Anyway, let’s get back to La Maison’s pachyderm (cask #3T 70070, 57.5%abv, 444 bottles). On the nose, the initial impressions are: dark chocolate mousse, mole sauce, artisanal speculoos, macadamia nuts. Then, the fruit enters: apricot jam, Moro blood oranges, sultanas, dried prunes, brandy-soaked cherries, strawberries with balsamic vinegar, … Then, other elements start to emerge: spices (nutmeg, cloves), freshly polished leather, Frangelico liqueur, a hint of foie gras and a distinct floral note that I can’t quite put my finger on (I’m lousy when it comes to flowers, as my wife will agree). The thing that’s amazing about this plethora of aromas is that they are so beautifully harmonized, it’s as if someone – that would be Mother Nature – carefully tweaked the individual components to make the whole ‘just right’.

The experience is very different from sipping a similarly heavily-sherried Karuizawa, by the way. How can I put this? With Karuizawa, your feet are always firmly on the ground (sometimes, in the ground, I would say); here, with this and other sherried Yamazakis, they’re two inches off the ground. It’s a beast and it’s heavy but you’re in an area with lower gravity (a bit like that bizarre region in northern Canada).

Anyway, back to the liquid at hand. On the palate, it’s the perfect triad of sour, sweet and bitter. Sweet as in candied orange peel, Turkish delights, crema catalana and tiramisu; sour featuring lime and yama-mikan (a peculiarly sour, Japanese variety of mandarin oranges); and the bitterness of Seville oranges, dark chocolate and tannins from the oak. The finish is long and lingering on ‘Napoleon III’ truffles, orangettes, Korean kimchi chocolate, chestnut cream cake, a touch of garam masala and that floral element again. It’s sublime – it really is, hands down one of the best sherried Japanese whiskies you’ll ever taste in your life (and yes, we know, the competition’s pretty stiff – no pun intended).

You can throw your Christmas shopping list in the bin. This is what you really need to get through the year-end merrymaking. Apparently, there’s 60 bottles left. Just saying…

Read more about Yamazaki Distillery here.

Comments

Rogier said…
Wow, the price tag just stopped me short in my tracks.
I don't mean to trivialize the price - it is a lot of money, but these sort of things are all relative. Up until a few years ago (when I used to drive to Karuizawa distillery to buy some bottles at the distillery shop) I thought they were expensive. Now, I regret I didn't buy them by the case at the time.
I've seen sherried Yamazaki single casks reach astronomical amounts at auctions in Japan. The quality is there, but there quite scarce. LMdW has gone through the considerable effort to get a single cask to Europe. It's not cheap, but it's phenomenal...
Johanna said…
Yea... seconding Rogier: the price. Hear what you're saying about Karuizawa but to make a direct comparison, I still find 550 euros hard to justify for a 20yo single sherry cask from a distillery still in production, vs 385 euros for a 33yo from a silent distillery (and also from a sherry butt). Just saying :)
Niels Viveen said…
I have tried 3 or 4 sheried Yamazaki single casks and I have to say that up till now, they are the only official Yamazaki releases I really cared for.

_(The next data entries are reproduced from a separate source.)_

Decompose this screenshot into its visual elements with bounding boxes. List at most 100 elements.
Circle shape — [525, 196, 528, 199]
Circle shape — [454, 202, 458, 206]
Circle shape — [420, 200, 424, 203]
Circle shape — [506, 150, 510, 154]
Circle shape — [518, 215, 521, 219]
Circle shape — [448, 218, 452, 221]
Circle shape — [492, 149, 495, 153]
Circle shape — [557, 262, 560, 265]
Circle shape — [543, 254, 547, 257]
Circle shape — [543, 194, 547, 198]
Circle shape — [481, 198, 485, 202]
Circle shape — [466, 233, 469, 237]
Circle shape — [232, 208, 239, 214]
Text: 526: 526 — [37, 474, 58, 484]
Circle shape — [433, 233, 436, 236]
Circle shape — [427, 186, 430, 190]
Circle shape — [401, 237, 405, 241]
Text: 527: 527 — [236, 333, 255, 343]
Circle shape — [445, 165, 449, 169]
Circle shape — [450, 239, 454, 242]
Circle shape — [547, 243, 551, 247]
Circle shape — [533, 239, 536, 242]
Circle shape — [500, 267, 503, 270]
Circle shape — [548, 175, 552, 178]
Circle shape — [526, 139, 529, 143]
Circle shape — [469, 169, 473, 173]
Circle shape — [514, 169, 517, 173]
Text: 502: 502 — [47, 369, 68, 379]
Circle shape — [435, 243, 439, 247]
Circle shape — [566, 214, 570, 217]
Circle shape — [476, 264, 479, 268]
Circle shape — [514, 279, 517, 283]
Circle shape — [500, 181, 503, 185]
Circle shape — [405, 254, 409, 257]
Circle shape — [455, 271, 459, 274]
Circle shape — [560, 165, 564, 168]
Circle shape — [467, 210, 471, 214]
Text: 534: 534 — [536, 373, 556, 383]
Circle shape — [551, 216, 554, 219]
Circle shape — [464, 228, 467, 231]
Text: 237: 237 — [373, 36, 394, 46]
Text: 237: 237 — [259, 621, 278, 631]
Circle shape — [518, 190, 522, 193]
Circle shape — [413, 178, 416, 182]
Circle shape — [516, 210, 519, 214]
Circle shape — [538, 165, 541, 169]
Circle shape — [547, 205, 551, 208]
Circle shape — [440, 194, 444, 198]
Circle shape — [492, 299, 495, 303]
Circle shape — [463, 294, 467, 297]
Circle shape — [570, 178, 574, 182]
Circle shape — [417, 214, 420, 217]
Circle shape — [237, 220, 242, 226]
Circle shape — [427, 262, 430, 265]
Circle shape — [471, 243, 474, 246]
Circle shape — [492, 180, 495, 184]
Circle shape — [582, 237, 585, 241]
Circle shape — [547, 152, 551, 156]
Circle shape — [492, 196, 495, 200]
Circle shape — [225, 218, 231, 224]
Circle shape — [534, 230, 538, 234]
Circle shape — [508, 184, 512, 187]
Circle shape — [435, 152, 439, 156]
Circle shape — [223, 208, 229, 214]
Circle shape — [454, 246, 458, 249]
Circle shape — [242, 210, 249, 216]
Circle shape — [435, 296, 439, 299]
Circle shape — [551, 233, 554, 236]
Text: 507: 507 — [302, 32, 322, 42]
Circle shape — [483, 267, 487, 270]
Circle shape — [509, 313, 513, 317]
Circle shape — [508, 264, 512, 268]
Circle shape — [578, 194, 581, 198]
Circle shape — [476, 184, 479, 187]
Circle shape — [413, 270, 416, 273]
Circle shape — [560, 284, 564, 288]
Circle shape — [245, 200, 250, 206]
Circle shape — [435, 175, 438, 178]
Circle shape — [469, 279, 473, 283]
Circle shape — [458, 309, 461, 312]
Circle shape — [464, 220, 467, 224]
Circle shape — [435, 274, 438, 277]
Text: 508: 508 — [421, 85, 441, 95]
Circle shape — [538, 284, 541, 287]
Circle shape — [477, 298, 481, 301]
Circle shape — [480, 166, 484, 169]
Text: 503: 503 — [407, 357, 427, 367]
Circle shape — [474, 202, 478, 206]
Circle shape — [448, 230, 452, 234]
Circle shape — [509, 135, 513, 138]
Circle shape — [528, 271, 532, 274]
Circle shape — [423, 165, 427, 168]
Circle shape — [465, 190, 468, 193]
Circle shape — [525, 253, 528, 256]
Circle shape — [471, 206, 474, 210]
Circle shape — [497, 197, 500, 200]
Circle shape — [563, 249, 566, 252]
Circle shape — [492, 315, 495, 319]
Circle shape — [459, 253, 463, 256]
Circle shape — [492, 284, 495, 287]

Yes, 550 is a lot of money, but for me, if I could choose between a 20yo Karuizawa and a 20yo Yamazaki without tasting them, I'd go for the Yamazaki.
gimmeadram said…
Is this so much better than the others that you can find much cheaper even in auctions? I would want to think that they priced this so high because the intrinsic quality of the sherried whisky inside is much better than those of other sherried casks.
We think you're right (and other people who have tasted and reviewed this, too): the price is partly justified by the intrinsic quality of the whisky in the bottle. The other reason why it is higher than other single casks is that those are released for the Japanese market. Getting a cask bottled for the overseas market is much more costly.